I did, however, point out to the corporate-integrity people unhelpful details about how NBC News was covering wars in Iraq and Afghanistan that our GE parent company stood to benefit from as a major defense contractor. I wondered aloud, in the presence of an integrity "team leader," how we were to reconcile this larger-scale conflict with the admonitions about free dinners. "You make an interesting point I had not thought of before," he told me. "But I don't know how GE being a defense contractor is really relevant to the way we do our jobs here at NBC news." Integrity, I guess, doesn't scale.

No, I guess it doesn't. That might be inconvenient. It might even be considered a defect.

Those "reëducation meetings" were for people like Hockenberry. Occasionally a reporter grows a brain or a spine and those "defects" have to be dealt with. Usually, the best way is to drum him out of the company using boredom and inanity. Chairman Mao would've simply had him shot, but murder is expensive and doesn't enhance shareholder value. Ah, how humanity has evolved!

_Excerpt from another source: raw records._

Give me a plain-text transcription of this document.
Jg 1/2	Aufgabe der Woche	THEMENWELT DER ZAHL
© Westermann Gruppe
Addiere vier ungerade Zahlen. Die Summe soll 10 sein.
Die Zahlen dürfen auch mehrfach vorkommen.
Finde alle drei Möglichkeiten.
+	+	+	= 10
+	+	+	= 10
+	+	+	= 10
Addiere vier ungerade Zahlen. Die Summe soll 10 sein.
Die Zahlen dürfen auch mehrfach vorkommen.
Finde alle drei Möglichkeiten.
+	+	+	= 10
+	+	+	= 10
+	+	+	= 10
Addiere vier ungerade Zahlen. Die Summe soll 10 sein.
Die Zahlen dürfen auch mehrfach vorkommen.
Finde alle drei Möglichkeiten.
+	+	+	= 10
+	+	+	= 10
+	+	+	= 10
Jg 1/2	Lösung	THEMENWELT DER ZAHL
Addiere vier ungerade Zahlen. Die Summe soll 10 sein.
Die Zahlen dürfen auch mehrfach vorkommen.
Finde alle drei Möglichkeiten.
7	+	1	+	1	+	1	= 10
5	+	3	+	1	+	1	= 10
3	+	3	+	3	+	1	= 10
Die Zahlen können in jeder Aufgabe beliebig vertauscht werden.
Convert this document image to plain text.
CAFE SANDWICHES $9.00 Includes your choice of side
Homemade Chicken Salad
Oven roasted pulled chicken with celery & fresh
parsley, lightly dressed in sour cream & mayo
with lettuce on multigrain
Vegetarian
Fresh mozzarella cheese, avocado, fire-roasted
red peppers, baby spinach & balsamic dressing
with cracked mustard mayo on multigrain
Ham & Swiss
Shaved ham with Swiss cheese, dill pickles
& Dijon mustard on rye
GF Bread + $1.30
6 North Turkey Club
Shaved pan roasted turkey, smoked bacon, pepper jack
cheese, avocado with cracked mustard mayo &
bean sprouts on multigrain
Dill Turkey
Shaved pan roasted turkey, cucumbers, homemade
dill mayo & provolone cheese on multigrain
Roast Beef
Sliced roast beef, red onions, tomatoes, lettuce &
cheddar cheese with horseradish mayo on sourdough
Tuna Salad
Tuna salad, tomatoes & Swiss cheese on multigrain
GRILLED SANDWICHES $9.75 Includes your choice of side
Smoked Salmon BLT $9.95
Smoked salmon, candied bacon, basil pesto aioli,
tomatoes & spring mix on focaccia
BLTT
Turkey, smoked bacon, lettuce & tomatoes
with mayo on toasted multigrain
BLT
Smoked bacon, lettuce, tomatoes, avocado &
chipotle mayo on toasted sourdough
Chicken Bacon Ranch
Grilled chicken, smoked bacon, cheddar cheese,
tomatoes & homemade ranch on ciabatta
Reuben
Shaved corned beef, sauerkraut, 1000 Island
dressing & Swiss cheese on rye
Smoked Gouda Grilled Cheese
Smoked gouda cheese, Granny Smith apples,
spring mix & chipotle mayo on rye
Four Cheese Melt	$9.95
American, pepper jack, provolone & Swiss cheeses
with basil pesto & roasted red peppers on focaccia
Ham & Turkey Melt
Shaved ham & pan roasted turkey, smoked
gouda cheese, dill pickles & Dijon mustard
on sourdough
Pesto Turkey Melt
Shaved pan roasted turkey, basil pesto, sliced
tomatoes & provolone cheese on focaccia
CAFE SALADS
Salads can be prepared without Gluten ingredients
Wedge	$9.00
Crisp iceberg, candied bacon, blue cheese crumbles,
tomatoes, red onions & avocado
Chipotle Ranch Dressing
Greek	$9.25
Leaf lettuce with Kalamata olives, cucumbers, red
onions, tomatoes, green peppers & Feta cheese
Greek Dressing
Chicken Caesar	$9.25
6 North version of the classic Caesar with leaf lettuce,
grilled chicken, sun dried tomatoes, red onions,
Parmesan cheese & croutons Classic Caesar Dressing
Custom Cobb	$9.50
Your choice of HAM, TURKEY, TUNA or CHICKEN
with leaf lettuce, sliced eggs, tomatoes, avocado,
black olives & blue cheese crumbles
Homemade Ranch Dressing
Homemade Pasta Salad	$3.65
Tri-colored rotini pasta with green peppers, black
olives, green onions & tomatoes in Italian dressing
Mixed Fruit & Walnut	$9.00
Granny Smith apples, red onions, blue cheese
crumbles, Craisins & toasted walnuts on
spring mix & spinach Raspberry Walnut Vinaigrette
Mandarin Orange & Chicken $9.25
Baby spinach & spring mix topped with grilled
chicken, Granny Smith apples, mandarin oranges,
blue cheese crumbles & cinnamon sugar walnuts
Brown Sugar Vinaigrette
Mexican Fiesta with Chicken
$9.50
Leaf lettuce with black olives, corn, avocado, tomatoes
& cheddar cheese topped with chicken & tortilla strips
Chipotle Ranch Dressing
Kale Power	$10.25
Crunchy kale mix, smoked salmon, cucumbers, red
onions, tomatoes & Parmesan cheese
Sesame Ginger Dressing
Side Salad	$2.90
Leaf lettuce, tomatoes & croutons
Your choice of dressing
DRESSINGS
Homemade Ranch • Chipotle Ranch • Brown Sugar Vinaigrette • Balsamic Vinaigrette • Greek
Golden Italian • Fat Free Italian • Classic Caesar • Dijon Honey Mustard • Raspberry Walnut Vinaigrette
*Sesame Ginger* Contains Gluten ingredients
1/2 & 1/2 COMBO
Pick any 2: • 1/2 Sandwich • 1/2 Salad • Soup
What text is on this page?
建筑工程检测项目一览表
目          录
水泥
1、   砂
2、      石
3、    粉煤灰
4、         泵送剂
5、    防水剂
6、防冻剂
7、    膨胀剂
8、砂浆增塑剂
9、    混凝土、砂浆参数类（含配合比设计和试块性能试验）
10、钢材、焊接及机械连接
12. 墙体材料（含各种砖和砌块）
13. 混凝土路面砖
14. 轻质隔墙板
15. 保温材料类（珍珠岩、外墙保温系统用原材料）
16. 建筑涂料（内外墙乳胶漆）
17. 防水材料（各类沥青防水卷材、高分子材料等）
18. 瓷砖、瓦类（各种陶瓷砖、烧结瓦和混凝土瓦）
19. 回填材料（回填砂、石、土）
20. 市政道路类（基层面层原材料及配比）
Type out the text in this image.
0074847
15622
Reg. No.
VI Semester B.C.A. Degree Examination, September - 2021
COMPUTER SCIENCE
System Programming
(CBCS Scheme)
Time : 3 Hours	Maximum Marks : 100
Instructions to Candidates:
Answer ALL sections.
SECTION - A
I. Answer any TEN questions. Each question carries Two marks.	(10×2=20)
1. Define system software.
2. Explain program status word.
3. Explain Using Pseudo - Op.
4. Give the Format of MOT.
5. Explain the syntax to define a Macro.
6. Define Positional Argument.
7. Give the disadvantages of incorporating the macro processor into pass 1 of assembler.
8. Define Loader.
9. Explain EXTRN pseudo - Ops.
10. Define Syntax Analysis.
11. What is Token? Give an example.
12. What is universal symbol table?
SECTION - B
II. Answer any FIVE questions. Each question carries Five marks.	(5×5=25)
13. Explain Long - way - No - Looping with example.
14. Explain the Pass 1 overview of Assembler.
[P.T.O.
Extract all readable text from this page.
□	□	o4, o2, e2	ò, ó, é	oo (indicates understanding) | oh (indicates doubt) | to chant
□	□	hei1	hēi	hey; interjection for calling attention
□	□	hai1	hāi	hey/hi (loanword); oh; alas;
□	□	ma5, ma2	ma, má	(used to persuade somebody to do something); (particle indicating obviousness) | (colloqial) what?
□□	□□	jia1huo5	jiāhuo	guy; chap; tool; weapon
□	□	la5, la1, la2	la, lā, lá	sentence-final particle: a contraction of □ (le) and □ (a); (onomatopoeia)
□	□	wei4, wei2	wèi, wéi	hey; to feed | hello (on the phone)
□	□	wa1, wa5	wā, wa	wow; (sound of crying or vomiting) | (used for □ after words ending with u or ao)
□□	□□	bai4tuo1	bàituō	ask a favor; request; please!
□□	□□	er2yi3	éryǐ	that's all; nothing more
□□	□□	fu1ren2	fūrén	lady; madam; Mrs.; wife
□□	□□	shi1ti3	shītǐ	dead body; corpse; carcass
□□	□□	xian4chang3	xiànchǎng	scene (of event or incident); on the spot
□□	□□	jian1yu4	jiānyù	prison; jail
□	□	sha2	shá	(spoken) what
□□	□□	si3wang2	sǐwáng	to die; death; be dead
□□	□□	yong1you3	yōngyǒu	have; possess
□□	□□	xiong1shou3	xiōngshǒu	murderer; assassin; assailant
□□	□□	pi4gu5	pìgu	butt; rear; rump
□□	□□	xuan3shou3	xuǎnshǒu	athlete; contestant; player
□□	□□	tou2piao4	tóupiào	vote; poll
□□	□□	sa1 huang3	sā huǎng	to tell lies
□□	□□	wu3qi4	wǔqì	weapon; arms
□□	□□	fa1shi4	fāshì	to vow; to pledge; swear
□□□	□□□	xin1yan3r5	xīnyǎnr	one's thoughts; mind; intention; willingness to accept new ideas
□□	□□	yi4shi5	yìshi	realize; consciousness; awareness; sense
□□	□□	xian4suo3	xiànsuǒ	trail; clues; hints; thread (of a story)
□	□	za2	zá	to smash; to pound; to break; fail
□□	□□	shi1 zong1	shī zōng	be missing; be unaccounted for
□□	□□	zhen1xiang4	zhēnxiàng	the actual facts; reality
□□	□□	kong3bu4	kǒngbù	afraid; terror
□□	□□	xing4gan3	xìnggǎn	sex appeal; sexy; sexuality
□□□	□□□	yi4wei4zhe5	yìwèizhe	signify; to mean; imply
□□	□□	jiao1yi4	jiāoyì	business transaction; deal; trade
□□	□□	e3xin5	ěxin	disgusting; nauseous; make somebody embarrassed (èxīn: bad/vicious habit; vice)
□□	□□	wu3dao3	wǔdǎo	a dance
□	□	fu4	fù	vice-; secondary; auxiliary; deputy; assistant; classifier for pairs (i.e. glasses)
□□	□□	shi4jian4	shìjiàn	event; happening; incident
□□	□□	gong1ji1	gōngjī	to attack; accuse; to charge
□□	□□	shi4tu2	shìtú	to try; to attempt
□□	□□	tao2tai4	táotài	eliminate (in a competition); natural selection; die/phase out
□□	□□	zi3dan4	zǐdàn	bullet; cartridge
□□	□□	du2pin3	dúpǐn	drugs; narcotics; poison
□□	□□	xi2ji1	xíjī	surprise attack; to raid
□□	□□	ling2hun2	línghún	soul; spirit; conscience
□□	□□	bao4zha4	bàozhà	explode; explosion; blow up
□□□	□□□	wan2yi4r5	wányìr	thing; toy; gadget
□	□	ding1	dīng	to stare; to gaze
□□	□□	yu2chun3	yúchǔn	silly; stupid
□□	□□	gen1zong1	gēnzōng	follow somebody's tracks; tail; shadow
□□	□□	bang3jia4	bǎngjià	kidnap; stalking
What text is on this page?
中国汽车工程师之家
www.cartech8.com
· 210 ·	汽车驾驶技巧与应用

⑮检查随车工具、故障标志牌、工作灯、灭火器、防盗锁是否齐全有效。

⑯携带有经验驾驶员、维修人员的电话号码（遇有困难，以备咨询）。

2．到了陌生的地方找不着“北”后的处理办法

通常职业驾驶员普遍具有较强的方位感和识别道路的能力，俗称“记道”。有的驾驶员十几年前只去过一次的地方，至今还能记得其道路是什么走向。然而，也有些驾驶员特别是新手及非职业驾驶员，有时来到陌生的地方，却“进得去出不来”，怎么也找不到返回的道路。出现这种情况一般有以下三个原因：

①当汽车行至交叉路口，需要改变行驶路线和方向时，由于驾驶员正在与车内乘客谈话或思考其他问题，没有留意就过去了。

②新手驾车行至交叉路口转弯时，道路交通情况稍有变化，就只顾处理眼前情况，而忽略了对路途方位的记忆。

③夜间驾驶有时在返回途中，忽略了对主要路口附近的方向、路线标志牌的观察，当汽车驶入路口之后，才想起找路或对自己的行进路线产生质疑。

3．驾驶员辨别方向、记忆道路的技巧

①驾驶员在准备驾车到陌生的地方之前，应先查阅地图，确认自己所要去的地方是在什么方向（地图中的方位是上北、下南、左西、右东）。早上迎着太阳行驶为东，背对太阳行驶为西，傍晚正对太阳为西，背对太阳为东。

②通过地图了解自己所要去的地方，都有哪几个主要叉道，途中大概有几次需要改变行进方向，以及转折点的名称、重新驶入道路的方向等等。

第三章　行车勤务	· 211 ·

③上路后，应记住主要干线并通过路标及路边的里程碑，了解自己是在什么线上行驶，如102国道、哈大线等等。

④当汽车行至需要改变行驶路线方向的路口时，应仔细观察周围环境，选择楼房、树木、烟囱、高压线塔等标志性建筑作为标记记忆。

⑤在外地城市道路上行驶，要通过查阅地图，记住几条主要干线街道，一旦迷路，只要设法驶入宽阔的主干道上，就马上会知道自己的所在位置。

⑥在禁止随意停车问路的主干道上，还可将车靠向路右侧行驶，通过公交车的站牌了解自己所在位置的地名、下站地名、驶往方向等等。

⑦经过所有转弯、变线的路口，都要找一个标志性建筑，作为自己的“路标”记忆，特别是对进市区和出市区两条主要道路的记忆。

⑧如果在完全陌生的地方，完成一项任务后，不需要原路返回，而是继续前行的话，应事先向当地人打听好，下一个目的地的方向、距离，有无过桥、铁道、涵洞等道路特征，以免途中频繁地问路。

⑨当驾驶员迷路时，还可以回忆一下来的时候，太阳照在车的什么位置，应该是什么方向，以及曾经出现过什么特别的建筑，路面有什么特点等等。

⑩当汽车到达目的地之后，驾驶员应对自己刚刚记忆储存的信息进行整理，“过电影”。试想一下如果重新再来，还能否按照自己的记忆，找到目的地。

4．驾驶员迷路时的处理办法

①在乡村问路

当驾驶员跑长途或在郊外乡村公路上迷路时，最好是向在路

Next, Hockenberry cleverly tries to use the octopus to strangle itself, but probably only managed to get a negative mark on his next performance evaluation.
But GE had long done business with the bin Ladens. In a misguided attempt at corporate synergy, I called GE headquarters in Fairfield, CT, from my hotel room in Riyadh. I inquired at the highest level to see whether, in the interest of bringing out all aspects of an important story for the American people, GE corporate officers might try to persuade the bin Ladens to speak with Dateline while we were in the kingdom. I didn't really know what to expect, but within a few hours I received a call in my hotel room from a senior corporate communications officer who would only read a statement over the phone. It said something to the effect that GE had an important, long-standing, and valuable business relationship with the Bin Laden Group and saw no connection between that relationship and what Dateline was trying to do in Saudi Arabia. He wished us well. We spoke with no bin Laden family member on that trip.
While, there's no proof that this stunt helped get Hockenberry fired, it probably didn't help.

So what's a guy who likes emerging media and a hard-hitting story supposed to do? Stay the fuck away from the MSM, that's what. So that's what he did.